Most of me wants to swap my life for his; remain here and be eaten by the desert.


29 January 2014

Breakfast Buffet

In Argentina you can buy your icecream by the quarter, half or whole litre. A lot of that icecream is dulce de leche flavoured. Argentineans are obsessed with dulce de leche, which is essentially condensed milk cooked down into a caramel with the consistency of a very thick glue. You can buy it at the local supermercado in tins big enough to send a class of 8 year olds into an insulin frenzy. At the breakfast buffet in your hotel there will be small packs of it to smear on your sweet cake (or on your very inferior croissant style pastry, the medialuna, which I would not recommend). Sweet cake smeared with thick caramel seems a strange breakfast choice but the Argentineans have yet to realise that a café can serve pastries, and so they have to work with what they’ve got. You can buy a coffee. You can buy a pastry. Just not in the same shop (medialunas are excepted - but they don’t count). Want to make a lot of money? Open a café in Buenos Aires that serves breakfast with pastries… but don’t forget to charge American dollars because the local peso inflates faster than a dead rat in the sun.

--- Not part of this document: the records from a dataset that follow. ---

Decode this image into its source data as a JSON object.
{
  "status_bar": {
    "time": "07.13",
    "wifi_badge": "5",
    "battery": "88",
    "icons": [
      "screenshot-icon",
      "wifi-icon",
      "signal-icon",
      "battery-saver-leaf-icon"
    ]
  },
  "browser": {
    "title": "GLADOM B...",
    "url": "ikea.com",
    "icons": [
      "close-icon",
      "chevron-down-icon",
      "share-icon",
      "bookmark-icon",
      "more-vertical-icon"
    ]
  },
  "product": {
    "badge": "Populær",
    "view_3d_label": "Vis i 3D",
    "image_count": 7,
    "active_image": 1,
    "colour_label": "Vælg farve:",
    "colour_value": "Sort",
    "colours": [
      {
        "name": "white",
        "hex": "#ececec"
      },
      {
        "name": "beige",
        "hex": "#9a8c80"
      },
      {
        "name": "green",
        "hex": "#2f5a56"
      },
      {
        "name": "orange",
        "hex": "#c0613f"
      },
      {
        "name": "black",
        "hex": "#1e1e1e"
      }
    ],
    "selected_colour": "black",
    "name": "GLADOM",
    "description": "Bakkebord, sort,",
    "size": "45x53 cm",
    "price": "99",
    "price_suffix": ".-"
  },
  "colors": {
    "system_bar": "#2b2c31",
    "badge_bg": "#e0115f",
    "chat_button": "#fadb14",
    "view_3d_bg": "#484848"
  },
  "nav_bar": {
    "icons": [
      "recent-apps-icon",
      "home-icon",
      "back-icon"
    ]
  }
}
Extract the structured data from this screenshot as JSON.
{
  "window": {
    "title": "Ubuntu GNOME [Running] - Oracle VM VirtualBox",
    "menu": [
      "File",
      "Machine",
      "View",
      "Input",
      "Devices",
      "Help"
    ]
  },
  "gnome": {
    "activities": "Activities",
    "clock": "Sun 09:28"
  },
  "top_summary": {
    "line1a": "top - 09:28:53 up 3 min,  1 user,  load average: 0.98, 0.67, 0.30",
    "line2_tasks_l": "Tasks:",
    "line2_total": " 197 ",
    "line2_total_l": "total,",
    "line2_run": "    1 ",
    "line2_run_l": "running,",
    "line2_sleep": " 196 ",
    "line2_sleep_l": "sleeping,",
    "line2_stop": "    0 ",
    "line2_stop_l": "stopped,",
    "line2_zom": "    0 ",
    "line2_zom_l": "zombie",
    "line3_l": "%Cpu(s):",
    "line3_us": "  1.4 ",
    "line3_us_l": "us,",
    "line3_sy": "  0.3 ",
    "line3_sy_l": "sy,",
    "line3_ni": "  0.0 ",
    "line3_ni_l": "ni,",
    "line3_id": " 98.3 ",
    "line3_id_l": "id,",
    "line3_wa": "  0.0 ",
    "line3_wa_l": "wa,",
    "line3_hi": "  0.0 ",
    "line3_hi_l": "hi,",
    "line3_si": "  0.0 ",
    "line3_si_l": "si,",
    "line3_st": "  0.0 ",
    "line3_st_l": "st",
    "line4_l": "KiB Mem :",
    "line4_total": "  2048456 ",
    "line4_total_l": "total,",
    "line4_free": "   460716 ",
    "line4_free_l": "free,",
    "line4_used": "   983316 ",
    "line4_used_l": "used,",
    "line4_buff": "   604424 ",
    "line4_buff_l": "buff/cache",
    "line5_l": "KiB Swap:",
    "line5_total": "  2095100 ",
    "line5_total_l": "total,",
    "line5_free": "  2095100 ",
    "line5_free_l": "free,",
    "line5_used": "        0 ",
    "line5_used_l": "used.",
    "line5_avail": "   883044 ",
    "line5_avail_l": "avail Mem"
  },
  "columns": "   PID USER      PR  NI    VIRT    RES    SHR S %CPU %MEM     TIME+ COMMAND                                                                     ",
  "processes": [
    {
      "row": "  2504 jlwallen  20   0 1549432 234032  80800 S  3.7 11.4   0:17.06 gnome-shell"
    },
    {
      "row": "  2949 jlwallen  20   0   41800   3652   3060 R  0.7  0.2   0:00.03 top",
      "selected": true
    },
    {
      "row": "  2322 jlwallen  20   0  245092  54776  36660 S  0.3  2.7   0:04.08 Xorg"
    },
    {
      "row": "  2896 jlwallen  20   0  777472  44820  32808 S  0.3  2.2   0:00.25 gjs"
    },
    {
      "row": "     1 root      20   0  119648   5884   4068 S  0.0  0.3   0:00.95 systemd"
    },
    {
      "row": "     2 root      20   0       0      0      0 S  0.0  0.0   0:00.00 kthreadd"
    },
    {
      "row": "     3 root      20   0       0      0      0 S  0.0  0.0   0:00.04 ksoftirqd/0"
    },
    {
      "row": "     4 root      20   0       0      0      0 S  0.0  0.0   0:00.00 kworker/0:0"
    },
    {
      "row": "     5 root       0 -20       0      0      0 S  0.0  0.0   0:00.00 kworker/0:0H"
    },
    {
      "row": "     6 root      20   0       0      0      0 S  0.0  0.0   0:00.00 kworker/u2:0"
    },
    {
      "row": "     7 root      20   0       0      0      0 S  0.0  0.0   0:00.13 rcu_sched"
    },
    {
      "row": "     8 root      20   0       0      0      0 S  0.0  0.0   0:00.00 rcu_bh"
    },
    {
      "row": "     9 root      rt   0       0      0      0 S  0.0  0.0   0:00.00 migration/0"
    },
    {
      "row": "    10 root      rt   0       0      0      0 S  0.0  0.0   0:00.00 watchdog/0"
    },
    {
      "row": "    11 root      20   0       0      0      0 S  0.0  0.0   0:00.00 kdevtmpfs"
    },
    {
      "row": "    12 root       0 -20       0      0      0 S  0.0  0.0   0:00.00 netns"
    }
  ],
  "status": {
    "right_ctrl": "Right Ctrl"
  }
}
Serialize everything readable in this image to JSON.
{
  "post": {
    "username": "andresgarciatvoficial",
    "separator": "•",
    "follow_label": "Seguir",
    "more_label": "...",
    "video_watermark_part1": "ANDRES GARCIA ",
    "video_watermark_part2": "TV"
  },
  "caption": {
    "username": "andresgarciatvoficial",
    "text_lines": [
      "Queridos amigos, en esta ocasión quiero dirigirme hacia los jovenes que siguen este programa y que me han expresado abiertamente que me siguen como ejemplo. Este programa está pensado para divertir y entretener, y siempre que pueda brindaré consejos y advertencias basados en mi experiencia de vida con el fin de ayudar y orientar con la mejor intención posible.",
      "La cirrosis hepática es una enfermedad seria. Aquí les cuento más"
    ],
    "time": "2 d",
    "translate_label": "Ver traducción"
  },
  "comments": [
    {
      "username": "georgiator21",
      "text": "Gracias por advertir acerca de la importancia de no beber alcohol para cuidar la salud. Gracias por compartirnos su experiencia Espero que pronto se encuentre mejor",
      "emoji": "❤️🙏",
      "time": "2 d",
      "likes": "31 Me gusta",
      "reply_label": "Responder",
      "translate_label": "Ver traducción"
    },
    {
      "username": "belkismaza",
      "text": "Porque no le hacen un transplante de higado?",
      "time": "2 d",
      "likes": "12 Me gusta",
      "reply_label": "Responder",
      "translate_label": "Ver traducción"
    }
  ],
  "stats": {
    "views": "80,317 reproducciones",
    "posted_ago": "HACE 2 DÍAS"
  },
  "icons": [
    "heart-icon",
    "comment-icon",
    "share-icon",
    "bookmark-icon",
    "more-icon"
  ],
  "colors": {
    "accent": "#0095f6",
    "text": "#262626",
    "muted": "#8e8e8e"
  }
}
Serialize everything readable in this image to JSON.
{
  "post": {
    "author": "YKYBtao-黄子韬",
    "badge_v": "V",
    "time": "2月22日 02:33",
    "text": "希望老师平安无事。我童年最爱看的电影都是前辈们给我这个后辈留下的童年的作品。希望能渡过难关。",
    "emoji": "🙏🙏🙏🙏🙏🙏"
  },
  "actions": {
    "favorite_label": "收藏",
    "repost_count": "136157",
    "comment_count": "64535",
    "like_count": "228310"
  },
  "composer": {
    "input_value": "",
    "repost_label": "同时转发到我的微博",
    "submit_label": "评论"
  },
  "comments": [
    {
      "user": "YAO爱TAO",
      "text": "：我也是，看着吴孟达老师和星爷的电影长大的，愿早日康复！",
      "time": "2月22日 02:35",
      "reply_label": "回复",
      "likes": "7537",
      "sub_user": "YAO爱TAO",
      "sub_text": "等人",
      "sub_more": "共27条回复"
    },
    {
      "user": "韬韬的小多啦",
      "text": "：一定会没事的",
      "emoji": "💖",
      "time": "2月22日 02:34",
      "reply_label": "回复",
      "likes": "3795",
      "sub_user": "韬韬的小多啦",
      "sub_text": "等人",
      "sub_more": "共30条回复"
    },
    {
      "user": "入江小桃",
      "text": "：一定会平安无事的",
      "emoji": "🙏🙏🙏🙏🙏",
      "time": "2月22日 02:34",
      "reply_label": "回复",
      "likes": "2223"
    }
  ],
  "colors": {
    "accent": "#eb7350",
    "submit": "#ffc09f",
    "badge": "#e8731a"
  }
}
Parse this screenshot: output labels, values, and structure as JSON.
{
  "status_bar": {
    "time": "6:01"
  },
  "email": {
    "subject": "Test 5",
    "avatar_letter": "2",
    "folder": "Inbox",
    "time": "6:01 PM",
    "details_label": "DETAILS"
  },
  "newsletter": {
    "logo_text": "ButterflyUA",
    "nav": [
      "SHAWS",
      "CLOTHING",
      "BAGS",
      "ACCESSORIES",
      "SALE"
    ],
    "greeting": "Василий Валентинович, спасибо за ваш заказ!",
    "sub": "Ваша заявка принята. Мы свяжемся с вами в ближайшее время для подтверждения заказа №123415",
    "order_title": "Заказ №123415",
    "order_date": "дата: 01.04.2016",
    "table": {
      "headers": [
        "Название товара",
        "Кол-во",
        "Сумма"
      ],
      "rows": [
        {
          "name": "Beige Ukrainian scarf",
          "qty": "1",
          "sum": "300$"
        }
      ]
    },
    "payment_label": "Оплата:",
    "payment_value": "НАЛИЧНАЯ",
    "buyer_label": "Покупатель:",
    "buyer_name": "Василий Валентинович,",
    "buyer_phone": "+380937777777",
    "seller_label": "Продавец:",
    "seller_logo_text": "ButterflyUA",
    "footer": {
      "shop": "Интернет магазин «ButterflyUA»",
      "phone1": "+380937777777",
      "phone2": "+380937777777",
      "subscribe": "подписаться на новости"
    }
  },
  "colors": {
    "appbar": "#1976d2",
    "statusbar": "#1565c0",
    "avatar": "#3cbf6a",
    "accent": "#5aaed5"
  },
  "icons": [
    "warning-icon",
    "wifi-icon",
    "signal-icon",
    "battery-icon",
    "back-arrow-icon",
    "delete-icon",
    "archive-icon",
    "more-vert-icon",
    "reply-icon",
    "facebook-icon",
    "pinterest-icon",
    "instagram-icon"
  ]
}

Speaking of breakfast buffets, perhaps one of the strangest I’ve ever encountered was in Buenos Aires, simply because it included small bowls of jelly. The man, let’s call him a chef, in charge of said buffet was more concerned with presentation than actual food, to the point where the remaining slices of bread would be rearranged immediately after you’d taken one. Not having made the conceptual leap to serving pastries, he must have been at his wits’ end as to what to serve the few foreigners who visited his buffet each morning, picking at their selections before exiting stage right; leaving behind a plate of cold toast and half eaten fruit, never to return. Jelly must have seemed like an inspired choice. It’s in a ramekin so you can keep it neat. If no one eats it you can put it back in the fridge and try it out again tomorrow. The lack of an identifiable flavour made it a little disconcerting, but overall I would count it a standout success amid the caramel smeared poverty of the Argentinean breakfast buffet.